Again, unlike Fred, I can’t speak for the motives behind the various organizations. I also don’t have the time to sort through various statements to determine whether Nadelmann and others actually misrepresented Holder’s memo, or whether they merely emphasized a favorable interpretation. (I did question whether Steph Sherer’s claim of victory was “good strategy,” or whether it might “lead to disappointment.”)
I can, however, provide another possible and compelling reason for reformers to have promoted the memo as something that actually has meaning.
Fred likes to point out that if you watched the Obama Administration with any closeness at all, it was obvious that significant reform was not on their agenda, that there was no real change in policy. True. And we’ve pointed that out here often.
However, the memo was real, from a political perspective.
Again, lets’ go back to my first reporting on it:
It’s interesting that the administration chose to roll this out on a Monday, and even went so far as to advance prep the AP on the story. Rather than dumping it in the trash (ie, when the White House wants to downplay a story, they release it with a bunch of other stuff on Friday afternoon to reduce the coverage), they seem to be promoting it.
The administration was putting out a memo that actually said nothing, yet they were promoting it as a major policy shift. They were looking to get political value (with their base) from doing this while not actually changing policy at all.
They wanted a freebie.
They needed to find a way to mollify an increasingly vocal and powerful marijuana movement (yeah, they noticed the town hall questions). The memo, with the Monday flourish release was their attempt to make that happen.
They knew the media would promote it as a shift in policy (they prepped the AP!) So if reformers came out and said “there’s nothing there,” they wouldn’t be believed.
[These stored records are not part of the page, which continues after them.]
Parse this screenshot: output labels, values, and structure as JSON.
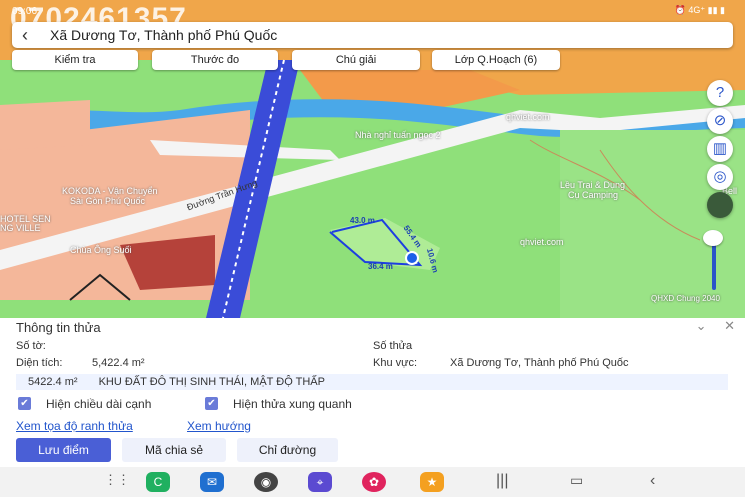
{
  "status": {
    "time": "09:06",
    "icons": "⏰ 4G⁺ ▮▮ ▮"
  },
  "watermark": "0702461357",
  "search": {
    "title": "Xã Dương Tơ, Thành phố Phú Quốc"
  },
  "toolbar": {
    "check_label": "Kiểm tra",
    "measure_label": "Thước đo",
    "legend_label": "Chú giải",
    "layers_label": "Lớp Q.Hoạch (6)"
  },
  "map": {
    "label_nha_nghi": "Nhà nghỉ tuấn ngọc 2",
    "label_kokoda": "KOKODA - Vận Chuyển",
    "label_saigon": "Sài Gòn Phú Quốc",
    "label_hotel": "HOTEL SEN",
    "label_ville": "NG VILLE",
    "label_chua": "Chùa Ông Suối",
    "label_road": "Đường Trần Hưng",
    "label_luu_trai": "Lều Trại & Dụng",
    "label_camping": "Cụ Camping",
    "label_qhviet1": "qhviet.com",
    "label_qhviet2": "qhviet.com",
    "label_bell": "Bell",
    "scale": "QHXD Chung 2040",
    "dim_top": "43.0 m",
    "dim_right": "55.4 m",
    "dim_bottom": "36.4 m",
    "dim_small": "10.6 m"
  },
  "panel": {
    "title": "Thông tin thửa",
    "so_to_label": "Số tờ:",
    "so_thua_label": "Số thửa",
    "dien_tich_label": "Diện tích:",
    "dien_tich_value": "5,422.4 m²",
    "khu_vuc_label": "Khu vực:",
    "khu_vuc_value": "Xã Dương Tơ, Thành phố Phú Quốc",
    "zone_area": "5422.4 m²",
    "zone_name": "KHU ĐẤT ĐÔ THỊ SINH THÁI, MẬT ĐỘ THẤP",
    "chk1_label": "Hiện chiều dài cạnh",
    "chk2_label": "Hiện thửa xung quanh",
    "link_coords": "Xem tọa độ ranh thửa",
    "link_direction": "Xem hướng",
    "btn_save": "Lưu điểm",
    "btn_share": "Mã chia sẻ",
    "btn_route": "Chỉ đường"
  },
  "side_buttons": {
    "help": "?",
    "compass": "⊘",
    "barcode": "▥",
    "locate": "◎"
  }
}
The press would control the message for a few days and then forget it, and the administration could go back to doing the same old thing.
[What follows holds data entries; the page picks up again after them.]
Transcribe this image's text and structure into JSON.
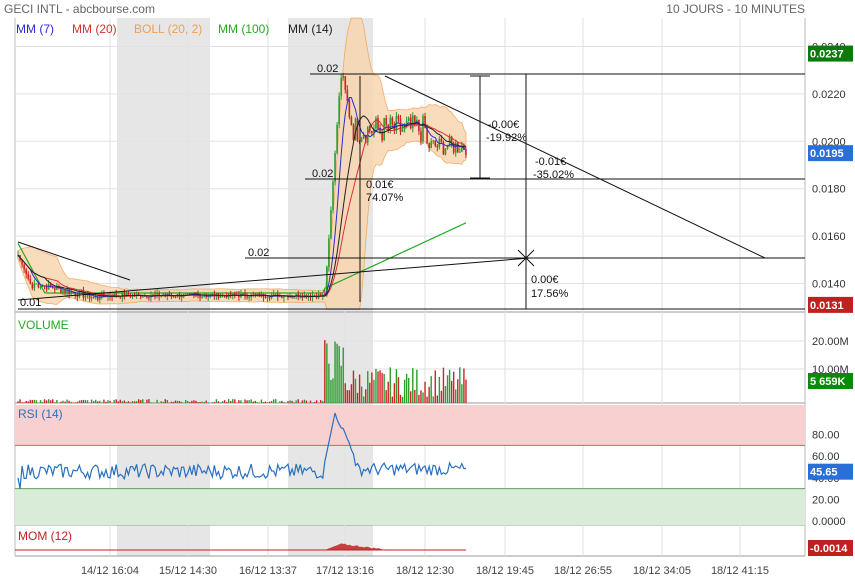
{
  "header": {
    "title": "GECI INTL - abcbourse.com",
    "period": "10 JOURS - 10 MINUTES"
  },
  "legend": [
    {
      "label": "MM (7)",
      "color": "#2a2ad8"
    },
    {
      "label": "MM (20)",
      "color": "#d83030"
    },
    {
      "label": "BOLL (20, 2)",
      "color": "#f0a050"
    },
    {
      "label": "MM (100)",
      "color": "#22aa22"
    },
    {
      "label": "MM (14)",
      "color": "#222222"
    }
  ],
  "colors": {
    "up": "#2a9d2a",
    "down": "#cc2222",
    "boll_fill": "#f8d6b0",
    "session_shade": "#e6e6e6",
    "rsi_overbought": "#f8d0d0",
    "rsi_oversold": "#d8ecd8",
    "rsi_line": "#2a6fc0",
    "mom_fill": "#c02020",
    "vol_tag": "#0a8a0a",
    "price_tag_green": "#0a7a0a",
    "price_tag_blue": "#2a6fd8",
    "price_tag_red": "#c02020"
  },
  "chart_data": [
    {
      "type": "candlestick",
      "panel": "price",
      "ylim": [
        0.0128,
        0.0252
      ],
      "y_ticks": [
        "0.0240",
        "0.0220",
        "0.0200",
        "0.0180",
        "0.0160",
        "0.0140"
      ],
      "y_tick_values": [
        0.024,
        0.022,
        0.02,
        0.018,
        0.016,
        0.014
      ],
      "price_tags": [
        {
          "label": "0.0237",
          "value": 0.0237,
          "color": "#0a7a0a"
        },
        {
          "label": "0.0195",
          "value": 0.0195,
          "color": "#2a6fd8"
        },
        {
          "label": "0.0131",
          "value": 0.0131,
          "color": "#c02020"
        }
      ],
      "x_labels": [
        "14/12 16:04",
        "15/12 14:30",
        "16/12 13:37",
        "17/12 13:16",
        "18/12 12:30",
        "18/12 19:45",
        "18/12 26:55",
        "18/12 34:05",
        "18/12 41:15"
      ],
      "annotations": [
        {
          "text": "0.02"
        },
        {
          "text": "0.02"
        },
        {
          "text": "0.02"
        },
        {
          "text": "0.01"
        },
        {
          "text": "0.01€"
        },
        {
          "text": "74.07%"
        },
        {
          "text": "-0.00€"
        },
        {
          "text": "-19.92%"
        },
        {
          "text": "-0.01€"
        },
        {
          "text": "-35.02%"
        },
        {
          "text": "0.00€"
        },
        {
          "text": "17.56%"
        }
      ]
    },
    {
      "type": "bar",
      "panel": "volume",
      "title": "VOLUME",
      "y_ticks": [
        "20.00M",
        "10.00M"
      ],
      "last_tag": "5 659K"
    },
    {
      "type": "line",
      "panel": "rsi",
      "title": "RSI (14)",
      "y_ticks": [
        "80.00",
        "60.00",
        "40.00",
        "20.00",
        "0.0000"
      ],
      "last_tag": "45.65",
      "overbought": 70,
      "oversold": 30
    },
    {
      "type": "area",
      "panel": "momentum",
      "title": "MOM (12)",
      "last_tag": "-0.0014"
    }
  ]
}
But the reformers jumped in to reinforce (not create) the perception that the memo did something real (and remember, in politics, the perception of reality can sometimes be as powerful as reality).
Even though the reformers knew the memo said nothing, they constantly reminded people about it in order to force it to assume more power than it had.
Shortly after the memo, I commented:
So far, the responses to the Holder memo (that puts in writing the administration policy of not interfering with state medical marijuana operations unless they feel like it) has gotten a lot of favorable press — so much so that it’s likely to help apply pressure on the feds to actually make good their… pledge to prioritize. So despite the lack of teeth in the memo, it has served up a powerful result.
I was wrong about it causing the administration to make good their pledge, but I was write right about it having a powerful result.
With the media being constantly reminded that the memo was an actual shift in policy, every time the Obama administration has made a raid, it’s been easy to paint it in the press as a betrayal — a flip-flop — an inconsistent policy that is impossible for law-abiding citizens to understand or follow.
Yes, it makes the Obama administration look bad for following their policy unchanged.
It’s quite possible this is an important reason for reform columns that Fred terms “whining.” It’s certainly a valid strategy, whether you agree with it or not.